For the past three quarters, Frontier Communications (FTR) has produced disappointing results. In fact, since the company purchased Verizon's wireline business in California, Texas, and Florida (CTF), customer counts have steadily dropped for the internet and cable company. That $10.54 billion deal more or less doubled the size of the company, giving it not only, 3.3 million voice connections, 2.1 million broadband subscribers, and 1.2 million FiOS video customers, but also the size needed to operate more efficiently.
Parts of the deal have worked out, but Frontier has been bleeding subscribers for all three quarters since the purchase closed, losing 144,000 residential customers and 14,000 business subscribers in Q4 alone. The company's stated reason for that continued decline keeps changing.
In Q2 and Q3, CEO Daniel McCarthy blamed suspended marketing efforts, due to the company's desire to solve problems for its existing customers before attracting new ones. In Q4, he said that getting rid of subscribers who had not been paying caused the drops.
In the Q3 earnings release, McCarthy said he expected a return to normal, and the company wrote that it "anticipates improved customer additions in the fourth quarter." In the Q4 release, McCarthy talked about dropping non-paying customers, something that had not been mentioned in previous releases or earnings calls.
"Results for the fourth quarter were impacted by our intensified efforts to resolve acquired accounts in California, Texas and Florida that we have determined to be non-paying," he said, promising that improvements would come. "This process is almost complete, and we expect to return to a normalized trend by the start of the second quarter."
Aside from losing subscribers though, McCarthy and Frontier are doing many things right. But this doesn't mean investors should ignore this glaring problem.
Here's what Frontier is doing right
The company knows how to be efficient. One of the goals of the Verizon purchase was to allow the company to spread its expenses out over more customers, and lower its overall operating costs. That part of the deal has worked out perfectly.
"We now expect annualized cost synergies of $1.6 billion to be achieved by mid-year 2018, up from the $1.4 billion target outlined in the 2016 third quarter earnings report, and a full year earlier than anticipated," McCarthy said in the Q4 earnings release. "We expect $1.25 billion of the $1.6 billion in synergies will be achieved by the end of the first quarter of 2017, which is a quarter earlier than previously announced."

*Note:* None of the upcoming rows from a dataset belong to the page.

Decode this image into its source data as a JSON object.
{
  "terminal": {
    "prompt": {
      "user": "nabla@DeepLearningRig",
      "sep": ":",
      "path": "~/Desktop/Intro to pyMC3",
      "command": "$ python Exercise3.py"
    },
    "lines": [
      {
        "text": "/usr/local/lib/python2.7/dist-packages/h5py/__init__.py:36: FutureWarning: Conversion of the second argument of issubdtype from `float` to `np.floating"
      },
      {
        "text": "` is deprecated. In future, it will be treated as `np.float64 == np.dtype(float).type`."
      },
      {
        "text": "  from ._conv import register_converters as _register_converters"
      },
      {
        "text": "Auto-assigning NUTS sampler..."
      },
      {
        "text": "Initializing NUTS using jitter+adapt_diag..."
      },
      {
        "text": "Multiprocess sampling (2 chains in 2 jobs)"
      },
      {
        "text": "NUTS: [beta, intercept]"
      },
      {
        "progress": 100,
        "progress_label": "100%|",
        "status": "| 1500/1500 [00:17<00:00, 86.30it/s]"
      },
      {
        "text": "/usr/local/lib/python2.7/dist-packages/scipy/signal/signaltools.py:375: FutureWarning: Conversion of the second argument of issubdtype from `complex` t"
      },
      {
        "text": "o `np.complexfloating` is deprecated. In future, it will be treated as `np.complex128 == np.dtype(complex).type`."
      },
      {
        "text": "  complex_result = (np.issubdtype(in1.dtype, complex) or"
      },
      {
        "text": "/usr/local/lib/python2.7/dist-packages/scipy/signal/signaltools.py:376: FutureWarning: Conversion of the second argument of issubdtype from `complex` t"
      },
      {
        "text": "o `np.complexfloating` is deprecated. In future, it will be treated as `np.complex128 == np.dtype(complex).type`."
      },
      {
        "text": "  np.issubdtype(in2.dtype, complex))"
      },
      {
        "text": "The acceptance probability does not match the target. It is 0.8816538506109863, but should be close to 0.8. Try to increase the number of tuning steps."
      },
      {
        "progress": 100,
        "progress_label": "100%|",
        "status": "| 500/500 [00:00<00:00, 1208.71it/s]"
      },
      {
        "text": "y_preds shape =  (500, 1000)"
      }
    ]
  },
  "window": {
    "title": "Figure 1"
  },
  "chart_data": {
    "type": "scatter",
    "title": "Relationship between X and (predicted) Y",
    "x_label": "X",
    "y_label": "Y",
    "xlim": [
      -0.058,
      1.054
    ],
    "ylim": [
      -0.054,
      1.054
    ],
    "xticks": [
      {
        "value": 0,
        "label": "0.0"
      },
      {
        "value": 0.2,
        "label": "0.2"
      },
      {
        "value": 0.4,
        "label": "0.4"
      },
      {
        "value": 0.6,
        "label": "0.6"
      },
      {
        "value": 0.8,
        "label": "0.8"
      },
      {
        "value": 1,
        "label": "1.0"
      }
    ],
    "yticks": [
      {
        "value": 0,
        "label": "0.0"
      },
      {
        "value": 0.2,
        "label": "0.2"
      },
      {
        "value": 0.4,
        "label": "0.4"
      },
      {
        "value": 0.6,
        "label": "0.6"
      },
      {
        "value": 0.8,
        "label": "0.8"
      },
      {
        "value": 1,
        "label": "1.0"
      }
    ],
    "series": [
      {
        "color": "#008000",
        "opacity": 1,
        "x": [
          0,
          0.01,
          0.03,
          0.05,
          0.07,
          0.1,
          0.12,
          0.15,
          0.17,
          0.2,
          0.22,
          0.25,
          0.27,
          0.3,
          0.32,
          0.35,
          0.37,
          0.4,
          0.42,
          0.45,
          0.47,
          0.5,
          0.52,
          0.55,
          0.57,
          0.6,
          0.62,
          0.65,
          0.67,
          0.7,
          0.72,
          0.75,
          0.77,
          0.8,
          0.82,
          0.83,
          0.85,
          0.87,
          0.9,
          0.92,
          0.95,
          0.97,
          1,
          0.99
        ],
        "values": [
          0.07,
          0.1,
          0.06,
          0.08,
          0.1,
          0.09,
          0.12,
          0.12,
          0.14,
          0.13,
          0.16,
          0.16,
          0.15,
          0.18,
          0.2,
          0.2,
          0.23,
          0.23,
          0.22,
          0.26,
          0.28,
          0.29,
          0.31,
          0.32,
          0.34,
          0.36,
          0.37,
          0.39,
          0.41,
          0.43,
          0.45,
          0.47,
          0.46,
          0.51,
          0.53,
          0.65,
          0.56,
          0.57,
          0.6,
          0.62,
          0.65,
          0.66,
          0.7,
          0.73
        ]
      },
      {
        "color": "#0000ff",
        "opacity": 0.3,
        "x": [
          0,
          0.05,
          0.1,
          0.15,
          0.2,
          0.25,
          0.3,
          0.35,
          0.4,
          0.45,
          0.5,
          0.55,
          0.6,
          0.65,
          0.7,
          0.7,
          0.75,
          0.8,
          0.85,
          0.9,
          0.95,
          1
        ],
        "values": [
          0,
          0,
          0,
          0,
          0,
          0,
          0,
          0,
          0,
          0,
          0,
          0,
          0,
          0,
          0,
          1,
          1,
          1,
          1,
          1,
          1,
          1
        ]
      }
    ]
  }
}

The second thing Frontier does well is manage its financial obligations. Despite the large debt the company incurred buying the CTF properties, its lenders clearly believe it will eventually get things back on track. In Q4, the company announced that it had amended its revolving credit agreements, including a term loan due in 2021, merging them into a single agreement. That new deal not only simplified things, it also pushed the 2021 obligation back to 2022 and extended the term of its revolving credit line from 2018 to 2022.
"These amendments significantly improve and solidify Frontier's finance picture, and provide us with additional flexibility as we transition to normalized operations in the acquired CTF properties over the coming quarters," said CFO Perley McBride in the Q4 earnings release.
This only matters if...
Being well-managed only will get Frontier so far. Cutting expenses and convincing creditors to give you longer terms only works if, at some point, the company stops losing subscribers, and turns its loss into profit.
Frontier lost $587 million in 2016, almost twice the $316 million it lost the previous year. That loss comes despite all the savings the company has managed to deliver in operating expenses because of the expanded size it gained in the Verizon CTF deal. If the company has any hopes of a future, its CEO needs to stop finding excuses for losing customers, and show that Frontier can stabilize, and eventually return to growth.